My research interest is to develop methods and software that help to understand current questions in biology and evolution. A particular focus are tools to analyze and visualize large scale datasets from different sources, such as high throughput sequencing data, phylogenetic information, and environmental factors. By combining these data, patterns and interactions between them can be found and interpreted in a biological context. My methods draw inspiration from and make use of concepts from diverse fields, such as graph theory, statistical data analysis, and machine learning.
One of the main applications of my research is the so-called phylogenetic placement of metagenomic sequences from environmental samples. The methods allow to understand the connections and patterns in the samples in the context of a phylogenetic reference tree, while taking respective meta-data into account. See below for the publications on these methods.

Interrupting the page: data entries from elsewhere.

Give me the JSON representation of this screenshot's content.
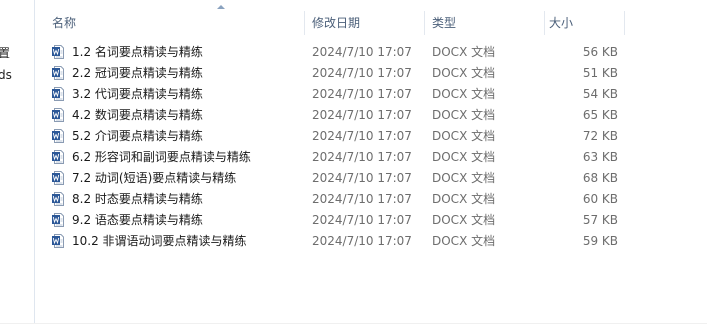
{
  "left_pane": {
    "items": [
      "置",
      "ds"
    ]
  },
  "columns": {
    "name": "名称",
    "date": "修改日期",
    "type": "类型",
    "size": "大小"
  },
  "files": [
    {
      "name": "1.2 名词要点精读与精练",
      "date": "2024/7/10 17:07",
      "type": "DOCX 文档",
      "size": "56 KB",
      "icon": "word-doc-icon"
    },
    {
      "name": "2.2 冠词要点精读与精练",
      "date": "2024/7/10 17:07",
      "type": "DOCX 文档",
      "size": "51 KB",
      "icon": "word-doc-icon"
    },
    {
      "name": "3.2 代词要点精读与精练",
      "date": "2024/7/10 17:07",
      "type": "DOCX 文档",
      "size": "54 KB",
      "icon": "word-doc-icon"
    },
    {
      "name": "4.2 数词要点精读与精练",
      "date": "2024/7/10 17:07",
      "type": "DOCX 文档",
      "size": "65 KB",
      "icon": "word-doc-icon"
    },
    {
      "name": "5.2 介词要点精读与精练",
      "date": "2024/7/10 17:07",
      "type": "DOCX 文档",
      "size": "72 KB",
      "icon": "word-doc-icon"
    },
    {
      "name": "6.2 形容词和副词要点精读与精练",
      "date": "2024/7/10 17:07",
      "type": "DOCX 文档",
      "size": "63 KB",
      "icon": "word-doc-icon"
    },
    {
      "name": "7.2 动词(短语)要点精读与精练",
      "date": "2024/7/10 17:07",
      "type": "DOCX 文档",
      "size": "68 KB",
      "icon": "word-doc-icon"
    },
    {
      "name": "8.2 时态要点精读与精练",
      "date": "2024/7/10 17:07",
      "type": "DOCX 文档",
      "size": "60 KB",
      "icon": "word-doc-icon"
    },
    {
      "name": "9.2 语态要点精读与精练",
      "date": "2024/7/10 17:07",
      "type": "DOCX 文档",
      "size": "57 KB",
      "icon": "word-doc-icon"
    },
    {
      "name": "10.2 非谓语动词要点精读与精练",
      "date": "2024/7/10 17:07",
      "type": "DOCX 文档",
      "size": "59 KB",
      "icon": "word-doc-icon"
    }
  ],
  "colors": {
    "header_text": "#4c607a",
    "meta_text": "#6d6d6d",
    "word_blue": "#2b5797"
  }
}
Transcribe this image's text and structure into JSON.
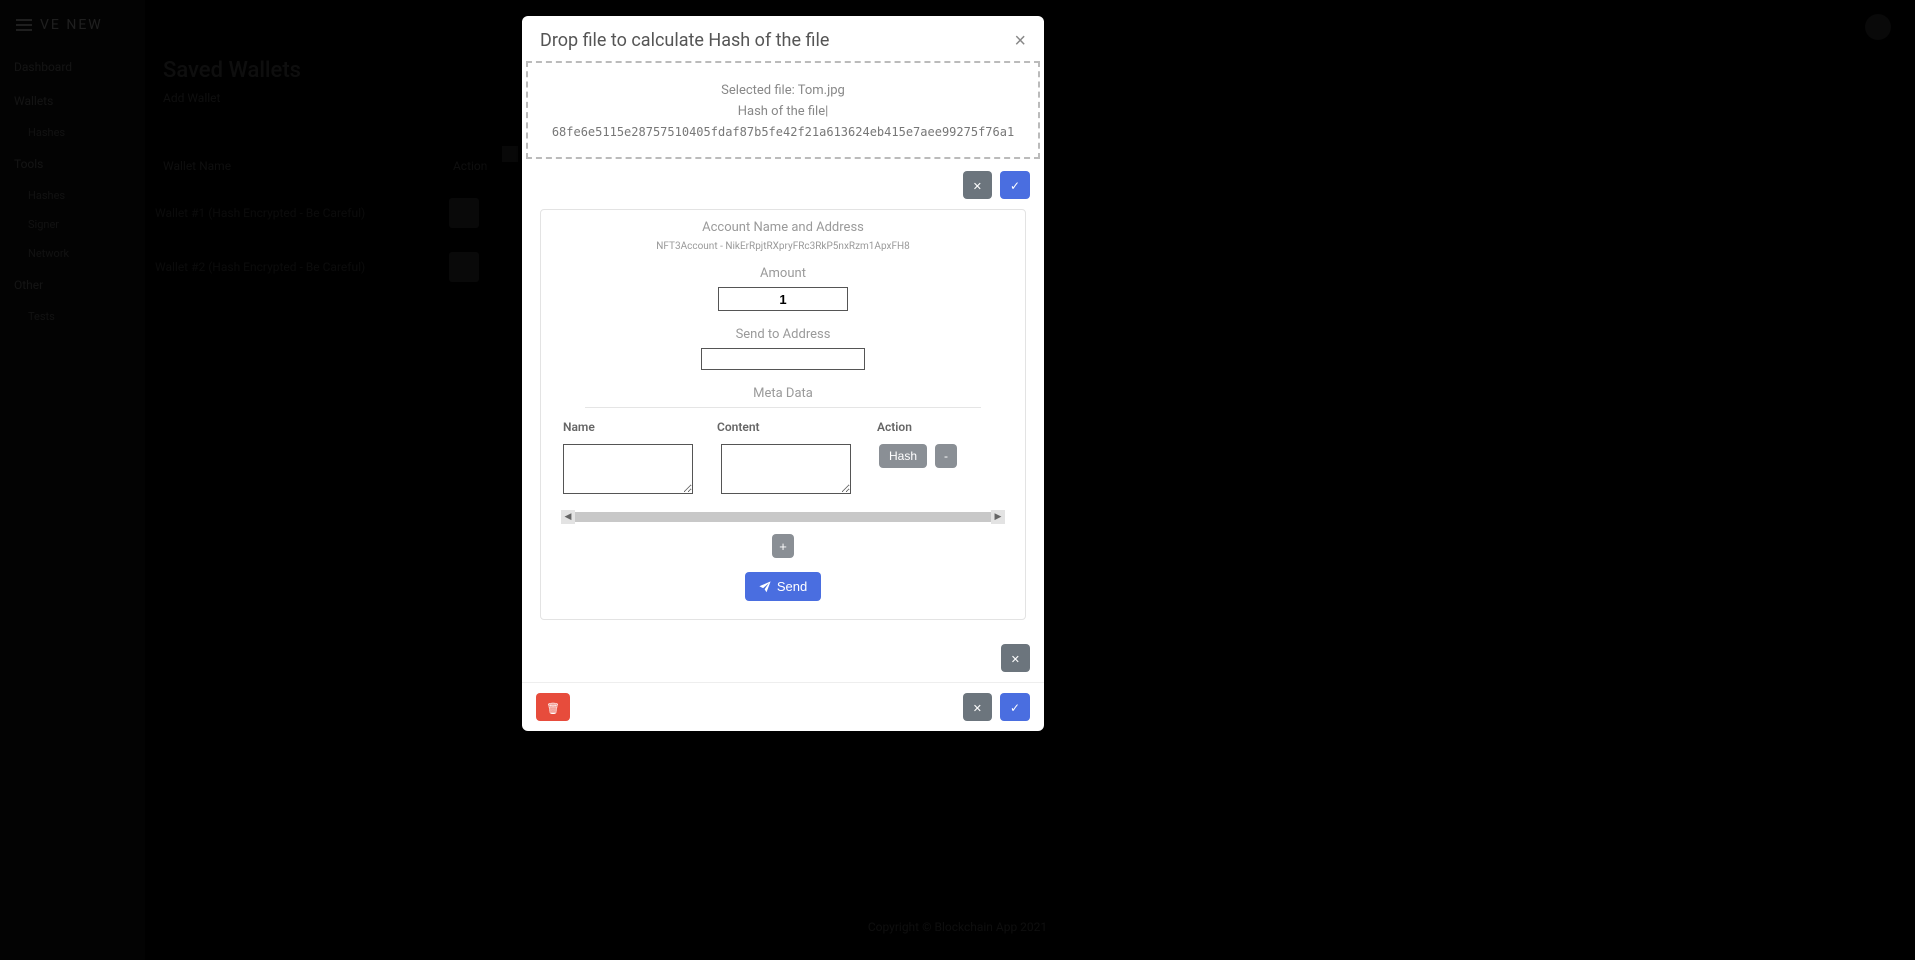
{
  "app": {
    "brand": "VE NEW",
    "nav": {
      "dashboard": "Dashboard",
      "wallets": "Wallets",
      "wallets_sub": "Hashes",
      "tools": "Tools",
      "tools_sub1": "Hashes",
      "tools_sub2": "Signer",
      "tools_sub3": "Network",
      "other": "Other",
      "other_sub": "Tests"
    }
  },
  "page": {
    "title": "Saved Wallets",
    "addLabel": "Add Wallet",
    "cols": {
      "name": "Wallet Name",
      "action": "Action"
    },
    "rows": [
      {
        "name": "Wallet #1 (Hash Encrypted - Be Careful)"
      },
      {
        "name": "Wallet #2 (Hash Encrypted - Be Careful)"
      }
    ]
  },
  "footer": "Copyright © Blockchain App 2021",
  "modal": {
    "title": "Drop file to calculate Hash of the file",
    "drop": {
      "selectedPrefix": "Selected file: ",
      "selectedFile": "Tom.jpg",
      "hashLabel": "Hash of the file|",
      "hashValue": "68fe6e5115e28757510405fdaf87b5fe42f21a613624eb415e7aee99275f76a1"
    },
    "form": {
      "accountLabel": "Account Name and Address",
      "accountLine": "NFT3Account - NikErRpjtRXpryFRc3RkP5nxRzm1ApxFH8",
      "amountLabel": "Amount",
      "amountValue": "1",
      "sendToLabel": "Send to Address",
      "sendToValue": "",
      "metaLabel": "Meta Data",
      "cols": {
        "name": "Name",
        "content": "Content",
        "action": "Action"
      },
      "row": {
        "name": "",
        "content": "",
        "hashBtn": "Hash",
        "minus": "-"
      },
      "plus": "+",
      "sendBtn": "Send"
    }
  },
  "colors": {
    "primary": "#4a6ee0",
    "danger": "#e74c3c",
    "muted": "#8a8f95"
  }
}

Over the years, I have also contributed to several empirical studies, in particular large scale metagenomic studies. This helped me to gain an understanding of the apporaches and needs of biologists, and inspired a lot of my research.
Due to the current and future growth of biological datasets, an important consideration is the scalability of the software. To this end, I mostly develop in modern C++11, which allows for highly efficient implementations. Still, my software design strives to be easy to understand and to adapt for other researchers. See my main library genesis for an example. Furthermore, for end users who simply want to use the methods, I offer the command line tool gappa. Both are also described in the software section.